The first part of the output shows the movie watching matrix (given in the input file). Each line in this matrix shows the movies liked by a student. For example, Alice (first row) liked the 2nd, 5th, 6th, and 10th movies while Fred (sixth row) liked the 1st, 5th, 6th, 9th, and 10th movies. The second part of the output shows the interest measure matrix. Recall that this is the result of matrix multiplication. So the interpretation of the matrix should be something like, Bastian (2nd row) liked two of the same movies as Catlin (3rd column), Eva (5th column), and Fred (6th column), while he doesn't have any movies in common with Diego (4th column).

If your program produces the above result (the exact text or position could be different), your program is likely working correctly. Copy and paste the result into a text file called outputa.txt.
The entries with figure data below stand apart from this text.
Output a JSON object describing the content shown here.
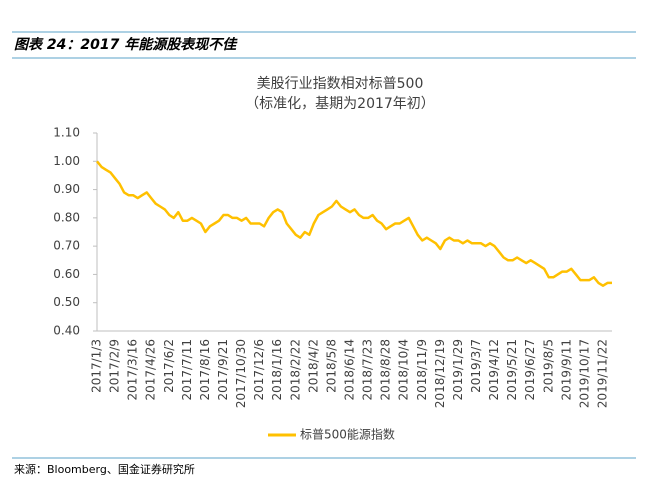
{
  "header": {
    "title": "图表 24：2017 年能源股表现不佳"
  },
  "footer": {
    "source": "来源：Bloomberg、国金证券研究所"
  },
  "chart_data": {
    "type": "line",
    "title": "美股行业指数相对标普500",
    "subtitle": "（标准化，基期为2017年初）",
    "categories": [
      "2017/1/3",
      null,
      null,
      null,
      "2017/2/9",
      null,
      null,
      null,
      "2017/3/16",
      null,
      null,
      null,
      "2017/4/26",
      null,
      null,
      null,
      "2017/6/2",
      null,
      null,
      null,
      "2017/7/11",
      null,
      null,
      null,
      "2017/8/16",
      null,
      null,
      null,
      "2017/9/21",
      null,
      null,
      null,
      "2017/10/30",
      null,
      null,
      null,
      "2017/12/6",
      null,
      null,
      null,
      "2018/1/16",
      null,
      null,
      null,
      "2018/2/22",
      null,
      null,
      null,
      "2018/4/2",
      null,
      null,
      null,
      "2018/5/8",
      null,
      null,
      null,
      "2018/6/14",
      null,
      null,
      null,
      "2018/7/23",
      null,
      null,
      null,
      "2018/8/28",
      null,
      null,
      null,
      "2018/10/4",
      null,
      null,
      null,
      "2018/11/9",
      null,
      null,
      null,
      "2018/12/19",
      null,
      null,
      null,
      "2019/1/29",
      null,
      null,
      null,
      "2019/3/7",
      null,
      null,
      null,
      "2019/4/12",
      null,
      null,
      null,
      "2019/5/21",
      null,
      null,
      null,
      "2019/6/27",
      null,
      null,
      null,
      "2019/8/5",
      null,
      null,
      null,
      "2019/9/11",
      null,
      null,
      null,
      "2019/10/17",
      null,
      null,
      null,
      "2019/11/22",
      null,
      null
    ],
    "series": [
      {
        "name": "标普500能源指数",
        "color": "#FFC000",
        "values": [
          1.0,
          0.98,
          0.97,
          0.96,
          0.94,
          0.92,
          0.89,
          0.88,
          0.88,
          0.87,
          0.88,
          0.89,
          0.87,
          0.85,
          0.84,
          0.83,
          0.81,
          0.8,
          0.82,
          0.79,
          0.79,
          0.8,
          0.79,
          0.78,
          0.75,
          0.77,
          0.78,
          0.79,
          0.81,
          0.81,
          0.8,
          0.8,
          0.79,
          0.8,
          0.78,
          0.78,
          0.78,
          0.77,
          0.8,
          0.82,
          0.83,
          0.82,
          0.78,
          0.76,
          0.74,
          0.73,
          0.75,
          0.74,
          0.78,
          0.81,
          0.82,
          0.83,
          0.84,
          0.86,
          0.84,
          0.83,
          0.82,
          0.83,
          0.81,
          0.8,
          0.8,
          0.81,
          0.79,
          0.78,
          0.76,
          0.77,
          0.78,
          0.78,
          0.79,
          0.8,
          0.77,
          0.74,
          0.72,
          0.73,
          0.72,
          0.71,
          0.69,
          0.72,
          0.73,
          0.72,
          0.72,
          0.71,
          0.72,
          0.71,
          0.71,
          0.71,
          0.7,
          0.71,
          0.7,
          0.68,
          0.66,
          0.65,
          0.65,
          0.66,
          0.65,
          0.64,
          0.65,
          0.64,
          0.63,
          0.62,
          0.59,
          0.59,
          0.6,
          0.61,
          0.61,
          0.62,
          0.6,
          0.58,
          0.58,
          0.58,
          0.59,
          0.57,
          0.56,
          0.57,
          0.57
        ]
      }
    ],
    "ylim": [
      0.4,
      1.1
    ],
    "yticks": [
      {
        "value": 0.4,
        "label": "0.40"
      },
      {
        "value": 0.5,
        "label": "0.50"
      },
      {
        "value": 0.6,
        "label": "0.60"
      },
      {
        "value": 0.7,
        "label": "0.70"
      },
      {
        "value": 0.8,
        "label": "0.80"
      },
      {
        "value": 0.9,
        "label": "0.90"
      },
      {
        "value": 1.0,
        "label": "1.00"
      },
      {
        "value": 1.1,
        "label": "1.10"
      }
    ],
    "legend": "bottom"
  }
}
Now please try your program with a different input data

python moviegoers.py test.txt

Copy and paste the result of this execution into a file called outputb.txt and make this a part of the submission file.

7. Submitting Your Work

Congratulations! You've completed this lab. Please make sure that your files are well-commented. Submit your program (all four Python files, including the ones given) and the two output data files to Moodle.